IPv6 MTU discrepencies
Shadow Hawkins on Friday, 13 June 2014 15:40:10
There is a discrepency on the MTU on the ipv6 protocol and MTU on the tunnel transport. Is this correct?
Also, please feel free to suggest changes to my config.
It seems to work perfectly:)
ipv6gw#sh ipv6 interface tunnel 1
Tunnel1 is up, line protocol is up
IPv6 is enabled, link-local address is FE80::2
No Virtual link-local address(es):
Description: IPv6 tunnel to SixXS
Global unicast address(es):
2001:16D8:?:?::2, subnet is 2001:?:?:?::/64
Joined group address(es):
FF02::1
FF02::2
FF02::1:FF00:2
MTU is 1280 bytes
ICMP error messages limited to one every 100 milliseconds
ICMP redirects are enabled
ICMP unreachables are sent
Output features: CCE Classification Zone based Firewall
ND DAD is enabled, number of DAD attempts: 1
ND reachable time is 30000 milliseconds (using 30000)
ND RAs are suppressed (periodic)
Hosts use stateless autoconfig for addresses.
ipv6gw#sh interfaces tunnel 1
Tunnel1 is up, line protocol is up
Hardware is Tunnel
Description: IPv6 tunnel to SixXS
MTU 17920 bytes, BW 100 Kbit/sec, DLY 50000 usec,
reliability 255/255, txload 1/255, rxload 1/255
Encapsulation TUNNEL, loopback not set
Keepalive not set
Tunnel source 84.?.?.?, destination 83.140.3.18
Tunnel protocol/transport IPv6/IP
Tunnel TTL 255
Tunnel transport MTU 1480 bytes
Tunnel transmit bandwidth 8000 (kbps)
Tunnel receive bandwidth 8000 (kbps)
Last input 00:00:41, output 00:00:41, output hang never
Last clearing of "show interface" counters never
Input queue: 0/75/89/0 (size/max/drops/flushes); Total output drops: 0
Queueing strategy: fifo
Output queue: 0/0 (size/max)
5 minute input rate 0 bits/sec, 0 packets/sec
5 minute output rate 0 bits/sec, 0 packets/sec
1084605 packets input, 1137330974 bytes, 0 no buffer
Received 0 broadcasts (0 IP multicasts)
IPv6 MTU discrepencies
Jeroen Massar on Friday, 13 June 2014 20:11:17 There is a discrepency on the MTU on the ipv6 protocol and MTU on the tunnel transport.

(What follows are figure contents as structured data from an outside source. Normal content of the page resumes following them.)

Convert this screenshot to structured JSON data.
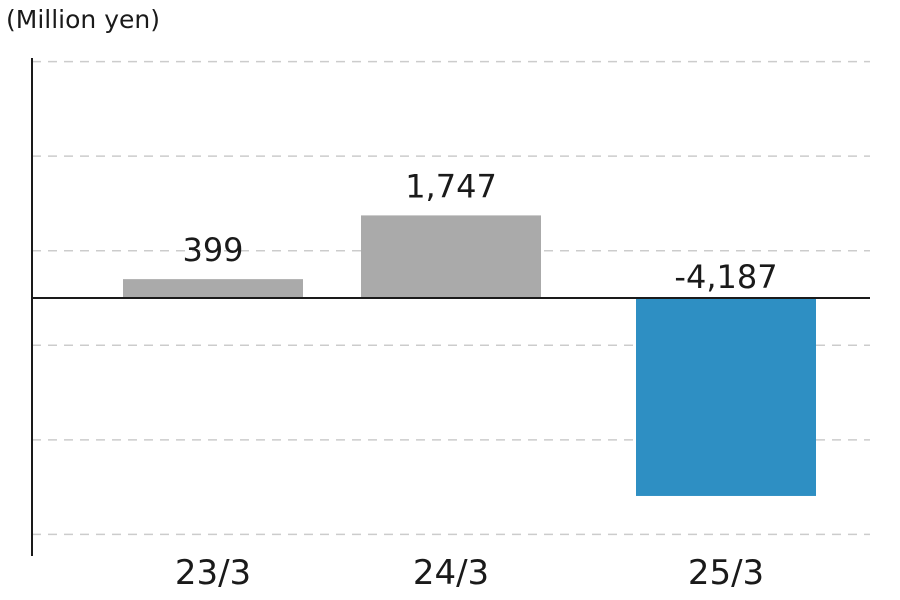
{
  "chart_data": {
    "type": "bar",
    "unit_label": "(Million yen)",
    "categories": [
      "23/3",
      "24/3",
      "25/3"
    ],
    "values": [
      399,
      1747,
      -4187
    ],
    "value_labels": [
      "399",
      "1,747",
      "-4,187"
    ],
    "ylim": [
      -5000,
      5000
    ],
    "grid_step": 2000,
    "grid": true,
    "colors": {
      "positive_bar": "#aaaaaa",
      "negative_bar": "#2e8fc3",
      "grid": "#cccccc",
      "axis": "#1a1a1a"
    }
  }
}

Is this correct?
Depends on how you mean that.
MTU is 1280 bytes [..]
Tunnel transport MTU 1480 bytes
Depends, I assume (not knowing the details of your platform, though I guess Cisco) that because it is Ethernet the second entry is indicating that one could transport packets of size 1480, while the first is the size
Note that as per the FAQ one can change the MTU of the tunnel (where the path allows).